[Python-Dev] Using Cython for standard library?

Calvin Spealman ironfroggy at gmail.com
Mon Nov 3 14:46:35 CET 2008

On Mon, Nov 3, 2008 at 6:29 AM, Gerhard Häring <gh at ghaering.de> wrote:
> Stefan Behnel wrote:
>> Michael Foord wrote:
>>> Moving more C extensions to an implementation based on ctypes would be
>>> enormously useful for PyPy, IronPython and Jython, but ctypes is not yet
>>> as portable as Python itself which could be an issue (although one worth
>>> resolving).
>> In the same line, moving more extensions to a high-level language like
>> Cython,
>> instead of writing them in straight C, would make a later switch to a
>> different environment a lot easier, as the extensions could be regenerated
>> with a modified Cython compiler (obviously minus some fixing of premature
>> optimisations and the like).
> Is using Cython for anything in Modules/ really an option? In my limited
> experiments with it, I did like it.
> But using it for Python standard library stuff doesn't look quite right to
> me:
> - Option 1: distribute Cython with Python and integrate into build process
> -- Ouch!

Can you be a bit more descriptive?

> - Option 2: only distribute generated source files
> -- developers still need to have Cython installed
> -- you have to trust Cython; who will really review the generated code?

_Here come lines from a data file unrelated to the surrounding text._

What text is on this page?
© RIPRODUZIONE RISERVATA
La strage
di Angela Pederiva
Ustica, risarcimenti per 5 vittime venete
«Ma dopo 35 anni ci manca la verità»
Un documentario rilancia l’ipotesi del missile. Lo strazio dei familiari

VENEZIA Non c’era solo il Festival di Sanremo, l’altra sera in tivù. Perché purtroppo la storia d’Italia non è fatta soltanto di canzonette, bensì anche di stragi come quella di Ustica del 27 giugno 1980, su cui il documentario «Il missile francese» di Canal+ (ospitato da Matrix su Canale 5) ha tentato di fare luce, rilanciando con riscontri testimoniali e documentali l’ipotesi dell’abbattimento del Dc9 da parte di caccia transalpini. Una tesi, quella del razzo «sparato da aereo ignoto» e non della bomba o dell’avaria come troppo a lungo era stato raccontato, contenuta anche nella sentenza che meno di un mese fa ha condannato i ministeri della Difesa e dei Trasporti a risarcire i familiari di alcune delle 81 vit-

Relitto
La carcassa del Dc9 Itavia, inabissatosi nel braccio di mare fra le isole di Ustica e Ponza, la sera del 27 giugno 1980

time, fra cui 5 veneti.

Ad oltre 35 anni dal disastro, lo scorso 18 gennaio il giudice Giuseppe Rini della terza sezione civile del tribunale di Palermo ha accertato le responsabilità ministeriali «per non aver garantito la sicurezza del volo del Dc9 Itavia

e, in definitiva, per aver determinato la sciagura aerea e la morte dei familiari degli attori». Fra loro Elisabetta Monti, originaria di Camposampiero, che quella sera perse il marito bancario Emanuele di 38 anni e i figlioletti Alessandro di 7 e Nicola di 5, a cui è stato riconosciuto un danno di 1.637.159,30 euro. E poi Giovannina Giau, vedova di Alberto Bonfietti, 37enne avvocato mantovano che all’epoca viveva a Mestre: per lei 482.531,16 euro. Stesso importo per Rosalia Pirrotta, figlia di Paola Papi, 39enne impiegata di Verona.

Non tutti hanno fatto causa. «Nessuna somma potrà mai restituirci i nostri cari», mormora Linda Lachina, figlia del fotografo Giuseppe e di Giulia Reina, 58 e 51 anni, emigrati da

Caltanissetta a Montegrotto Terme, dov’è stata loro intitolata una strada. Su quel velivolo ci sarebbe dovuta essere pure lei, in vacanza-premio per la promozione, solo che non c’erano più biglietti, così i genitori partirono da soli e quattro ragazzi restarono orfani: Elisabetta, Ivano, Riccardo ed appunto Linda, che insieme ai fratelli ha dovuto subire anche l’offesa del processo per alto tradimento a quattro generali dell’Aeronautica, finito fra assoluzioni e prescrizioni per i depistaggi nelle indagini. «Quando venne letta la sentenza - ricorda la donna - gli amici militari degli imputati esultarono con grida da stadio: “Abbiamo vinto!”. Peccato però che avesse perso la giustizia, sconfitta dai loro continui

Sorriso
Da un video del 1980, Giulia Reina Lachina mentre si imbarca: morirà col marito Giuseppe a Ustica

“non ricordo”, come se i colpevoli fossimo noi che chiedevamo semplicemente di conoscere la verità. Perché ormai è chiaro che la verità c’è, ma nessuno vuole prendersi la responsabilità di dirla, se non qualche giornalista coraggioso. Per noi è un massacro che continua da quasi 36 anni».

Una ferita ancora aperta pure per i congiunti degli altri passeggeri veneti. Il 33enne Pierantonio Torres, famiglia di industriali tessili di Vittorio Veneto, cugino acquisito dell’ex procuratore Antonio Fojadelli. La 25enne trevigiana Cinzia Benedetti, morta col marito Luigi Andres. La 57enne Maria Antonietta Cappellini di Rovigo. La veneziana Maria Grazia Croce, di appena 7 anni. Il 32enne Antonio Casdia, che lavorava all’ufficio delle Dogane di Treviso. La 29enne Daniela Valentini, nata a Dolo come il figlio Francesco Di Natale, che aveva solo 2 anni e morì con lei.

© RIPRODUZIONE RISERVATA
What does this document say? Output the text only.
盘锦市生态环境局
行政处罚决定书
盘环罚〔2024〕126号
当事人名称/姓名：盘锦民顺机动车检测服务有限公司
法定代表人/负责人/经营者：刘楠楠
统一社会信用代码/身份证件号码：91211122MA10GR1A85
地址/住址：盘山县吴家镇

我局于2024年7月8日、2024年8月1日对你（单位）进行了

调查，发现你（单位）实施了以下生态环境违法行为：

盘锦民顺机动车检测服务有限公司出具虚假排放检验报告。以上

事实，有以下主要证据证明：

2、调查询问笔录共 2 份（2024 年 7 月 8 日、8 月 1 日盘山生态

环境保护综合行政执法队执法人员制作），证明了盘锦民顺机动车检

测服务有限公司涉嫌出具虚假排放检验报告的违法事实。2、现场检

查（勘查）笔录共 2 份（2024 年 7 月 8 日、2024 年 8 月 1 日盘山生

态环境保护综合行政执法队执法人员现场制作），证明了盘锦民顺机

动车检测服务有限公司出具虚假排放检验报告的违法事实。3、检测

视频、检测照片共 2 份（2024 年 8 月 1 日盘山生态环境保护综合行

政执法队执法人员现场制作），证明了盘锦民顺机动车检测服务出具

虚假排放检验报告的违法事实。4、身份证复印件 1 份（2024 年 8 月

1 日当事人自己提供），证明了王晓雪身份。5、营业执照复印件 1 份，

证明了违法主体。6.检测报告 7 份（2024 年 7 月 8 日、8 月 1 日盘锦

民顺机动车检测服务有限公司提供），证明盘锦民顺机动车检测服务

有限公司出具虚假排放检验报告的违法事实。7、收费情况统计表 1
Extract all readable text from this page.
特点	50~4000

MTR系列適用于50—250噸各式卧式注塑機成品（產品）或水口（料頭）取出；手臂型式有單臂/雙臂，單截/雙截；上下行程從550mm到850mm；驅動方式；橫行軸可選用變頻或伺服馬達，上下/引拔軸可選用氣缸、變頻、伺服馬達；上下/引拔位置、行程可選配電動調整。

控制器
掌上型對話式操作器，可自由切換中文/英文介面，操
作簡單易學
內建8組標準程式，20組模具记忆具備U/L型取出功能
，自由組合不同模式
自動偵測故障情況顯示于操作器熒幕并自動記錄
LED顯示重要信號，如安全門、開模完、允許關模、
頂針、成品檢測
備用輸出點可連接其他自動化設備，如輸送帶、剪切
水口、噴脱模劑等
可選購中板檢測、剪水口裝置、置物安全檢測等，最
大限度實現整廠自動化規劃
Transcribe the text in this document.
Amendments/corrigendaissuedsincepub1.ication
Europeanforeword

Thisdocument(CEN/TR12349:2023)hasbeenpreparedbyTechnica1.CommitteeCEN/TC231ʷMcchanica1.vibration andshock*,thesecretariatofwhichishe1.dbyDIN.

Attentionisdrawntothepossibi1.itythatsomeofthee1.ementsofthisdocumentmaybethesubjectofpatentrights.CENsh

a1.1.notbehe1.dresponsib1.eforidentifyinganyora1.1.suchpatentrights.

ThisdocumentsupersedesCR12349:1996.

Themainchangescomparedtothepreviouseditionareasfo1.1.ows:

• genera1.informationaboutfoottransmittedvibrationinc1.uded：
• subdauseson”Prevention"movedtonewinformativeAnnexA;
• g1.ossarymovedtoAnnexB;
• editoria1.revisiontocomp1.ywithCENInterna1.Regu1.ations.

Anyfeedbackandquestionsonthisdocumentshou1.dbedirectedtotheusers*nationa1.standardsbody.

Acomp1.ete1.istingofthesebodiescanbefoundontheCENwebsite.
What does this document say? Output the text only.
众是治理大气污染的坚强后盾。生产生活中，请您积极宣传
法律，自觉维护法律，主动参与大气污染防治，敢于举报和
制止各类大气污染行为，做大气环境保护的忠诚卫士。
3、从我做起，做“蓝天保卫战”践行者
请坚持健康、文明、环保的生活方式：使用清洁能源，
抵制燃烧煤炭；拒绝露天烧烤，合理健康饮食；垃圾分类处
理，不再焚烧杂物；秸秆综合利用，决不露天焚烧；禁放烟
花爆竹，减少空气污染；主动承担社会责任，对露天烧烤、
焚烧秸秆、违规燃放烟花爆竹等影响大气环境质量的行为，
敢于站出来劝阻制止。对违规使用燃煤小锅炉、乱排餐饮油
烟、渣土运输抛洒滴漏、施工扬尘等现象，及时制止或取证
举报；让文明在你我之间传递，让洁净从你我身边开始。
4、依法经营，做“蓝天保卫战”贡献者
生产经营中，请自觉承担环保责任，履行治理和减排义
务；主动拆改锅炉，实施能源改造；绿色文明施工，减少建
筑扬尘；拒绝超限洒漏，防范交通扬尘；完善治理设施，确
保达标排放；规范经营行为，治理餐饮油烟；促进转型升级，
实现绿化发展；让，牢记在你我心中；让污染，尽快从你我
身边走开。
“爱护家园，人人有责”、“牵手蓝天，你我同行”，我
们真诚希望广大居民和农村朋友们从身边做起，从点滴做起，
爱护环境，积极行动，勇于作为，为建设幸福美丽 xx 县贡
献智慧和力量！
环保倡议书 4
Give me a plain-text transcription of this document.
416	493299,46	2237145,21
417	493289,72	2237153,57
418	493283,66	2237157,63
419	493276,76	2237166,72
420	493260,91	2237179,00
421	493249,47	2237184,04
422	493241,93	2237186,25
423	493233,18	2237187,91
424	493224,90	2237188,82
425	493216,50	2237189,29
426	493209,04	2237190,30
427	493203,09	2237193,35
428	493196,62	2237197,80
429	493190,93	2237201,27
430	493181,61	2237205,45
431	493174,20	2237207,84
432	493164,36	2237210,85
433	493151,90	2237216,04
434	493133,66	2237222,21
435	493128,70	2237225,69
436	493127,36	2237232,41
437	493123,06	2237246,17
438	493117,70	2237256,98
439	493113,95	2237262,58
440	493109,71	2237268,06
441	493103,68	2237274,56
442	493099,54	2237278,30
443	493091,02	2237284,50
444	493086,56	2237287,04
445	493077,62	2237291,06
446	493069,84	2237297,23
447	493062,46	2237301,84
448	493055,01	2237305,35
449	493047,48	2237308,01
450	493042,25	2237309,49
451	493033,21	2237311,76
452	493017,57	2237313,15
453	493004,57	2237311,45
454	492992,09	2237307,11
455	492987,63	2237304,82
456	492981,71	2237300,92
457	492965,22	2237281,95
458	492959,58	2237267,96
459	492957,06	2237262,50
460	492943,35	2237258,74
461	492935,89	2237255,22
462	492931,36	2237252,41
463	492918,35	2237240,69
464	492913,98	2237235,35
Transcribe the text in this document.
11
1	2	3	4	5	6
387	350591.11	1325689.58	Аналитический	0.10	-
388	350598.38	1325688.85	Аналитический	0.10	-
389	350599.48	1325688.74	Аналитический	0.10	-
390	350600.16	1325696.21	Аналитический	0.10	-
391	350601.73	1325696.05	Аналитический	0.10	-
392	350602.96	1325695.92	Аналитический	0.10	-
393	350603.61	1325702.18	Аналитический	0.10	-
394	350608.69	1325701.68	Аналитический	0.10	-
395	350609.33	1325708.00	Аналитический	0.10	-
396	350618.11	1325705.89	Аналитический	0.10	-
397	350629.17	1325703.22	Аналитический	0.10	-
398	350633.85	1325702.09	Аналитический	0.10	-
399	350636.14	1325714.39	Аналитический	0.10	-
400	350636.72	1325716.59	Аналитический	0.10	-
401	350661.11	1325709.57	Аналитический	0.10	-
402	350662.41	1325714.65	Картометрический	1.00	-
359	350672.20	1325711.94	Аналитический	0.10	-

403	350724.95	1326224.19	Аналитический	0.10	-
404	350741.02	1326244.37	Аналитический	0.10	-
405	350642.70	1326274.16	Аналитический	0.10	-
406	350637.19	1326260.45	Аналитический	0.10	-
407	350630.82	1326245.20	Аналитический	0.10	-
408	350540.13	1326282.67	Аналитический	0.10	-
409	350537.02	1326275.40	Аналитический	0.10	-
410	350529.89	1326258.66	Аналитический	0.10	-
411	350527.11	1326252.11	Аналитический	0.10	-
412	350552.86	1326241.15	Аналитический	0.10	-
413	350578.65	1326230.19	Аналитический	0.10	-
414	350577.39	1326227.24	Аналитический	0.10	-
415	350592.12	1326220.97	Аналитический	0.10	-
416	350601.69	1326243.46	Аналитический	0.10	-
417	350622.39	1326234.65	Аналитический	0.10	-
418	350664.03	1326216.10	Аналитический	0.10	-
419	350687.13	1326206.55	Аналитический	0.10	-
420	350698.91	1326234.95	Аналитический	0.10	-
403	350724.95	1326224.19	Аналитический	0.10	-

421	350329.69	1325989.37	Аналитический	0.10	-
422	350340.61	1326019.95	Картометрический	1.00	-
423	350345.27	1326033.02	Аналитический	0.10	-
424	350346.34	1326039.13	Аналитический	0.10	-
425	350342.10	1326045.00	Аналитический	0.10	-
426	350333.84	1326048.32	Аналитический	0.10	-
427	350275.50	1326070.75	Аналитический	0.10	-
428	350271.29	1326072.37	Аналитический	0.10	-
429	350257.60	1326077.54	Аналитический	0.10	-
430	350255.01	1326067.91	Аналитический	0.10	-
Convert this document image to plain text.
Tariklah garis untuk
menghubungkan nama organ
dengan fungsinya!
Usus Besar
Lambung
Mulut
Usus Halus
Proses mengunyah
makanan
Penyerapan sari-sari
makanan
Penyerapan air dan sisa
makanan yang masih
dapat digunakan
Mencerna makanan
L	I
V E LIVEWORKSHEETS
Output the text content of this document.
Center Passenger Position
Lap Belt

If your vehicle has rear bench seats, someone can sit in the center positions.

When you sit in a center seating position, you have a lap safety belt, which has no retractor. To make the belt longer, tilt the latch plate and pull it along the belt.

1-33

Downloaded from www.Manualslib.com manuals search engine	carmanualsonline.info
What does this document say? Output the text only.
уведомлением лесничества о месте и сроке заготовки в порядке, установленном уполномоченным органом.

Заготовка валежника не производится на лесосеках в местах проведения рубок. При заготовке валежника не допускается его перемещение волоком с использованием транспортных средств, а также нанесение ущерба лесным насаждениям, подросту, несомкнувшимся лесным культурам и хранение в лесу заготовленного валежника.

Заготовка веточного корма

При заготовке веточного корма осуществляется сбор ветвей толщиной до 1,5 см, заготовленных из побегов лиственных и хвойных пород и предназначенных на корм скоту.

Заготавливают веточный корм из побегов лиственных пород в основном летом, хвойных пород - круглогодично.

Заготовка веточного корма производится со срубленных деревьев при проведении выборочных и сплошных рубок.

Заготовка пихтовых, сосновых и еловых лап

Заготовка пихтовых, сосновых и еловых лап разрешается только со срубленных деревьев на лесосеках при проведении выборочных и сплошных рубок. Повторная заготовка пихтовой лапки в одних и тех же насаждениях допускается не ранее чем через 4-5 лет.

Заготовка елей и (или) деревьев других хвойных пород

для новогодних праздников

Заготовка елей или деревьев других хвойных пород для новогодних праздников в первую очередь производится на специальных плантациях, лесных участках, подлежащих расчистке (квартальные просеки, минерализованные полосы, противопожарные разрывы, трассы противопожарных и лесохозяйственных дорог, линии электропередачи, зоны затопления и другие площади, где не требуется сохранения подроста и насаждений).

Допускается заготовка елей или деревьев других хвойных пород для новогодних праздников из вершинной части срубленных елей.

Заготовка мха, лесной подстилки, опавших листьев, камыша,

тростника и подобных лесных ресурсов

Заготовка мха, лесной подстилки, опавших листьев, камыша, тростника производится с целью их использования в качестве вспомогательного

Who reviews the machine code from gcc?

I would love to see the option to write the lower levels in something
other than C, but obviously any choice would have to be a good one.
Otherwise, we end up stuck or with lots of different languages all
being used and making understanding the full codebase harder. For
example, I've wondered if RPython would ever reach the point it could
be considered in the same way, but I don't think it would be wise to
consider both. So, the question I see isn't if Cython should be
allowed for standard library modules, but if the landscape of such
solutions is at a point that any of them is ready to be committed to.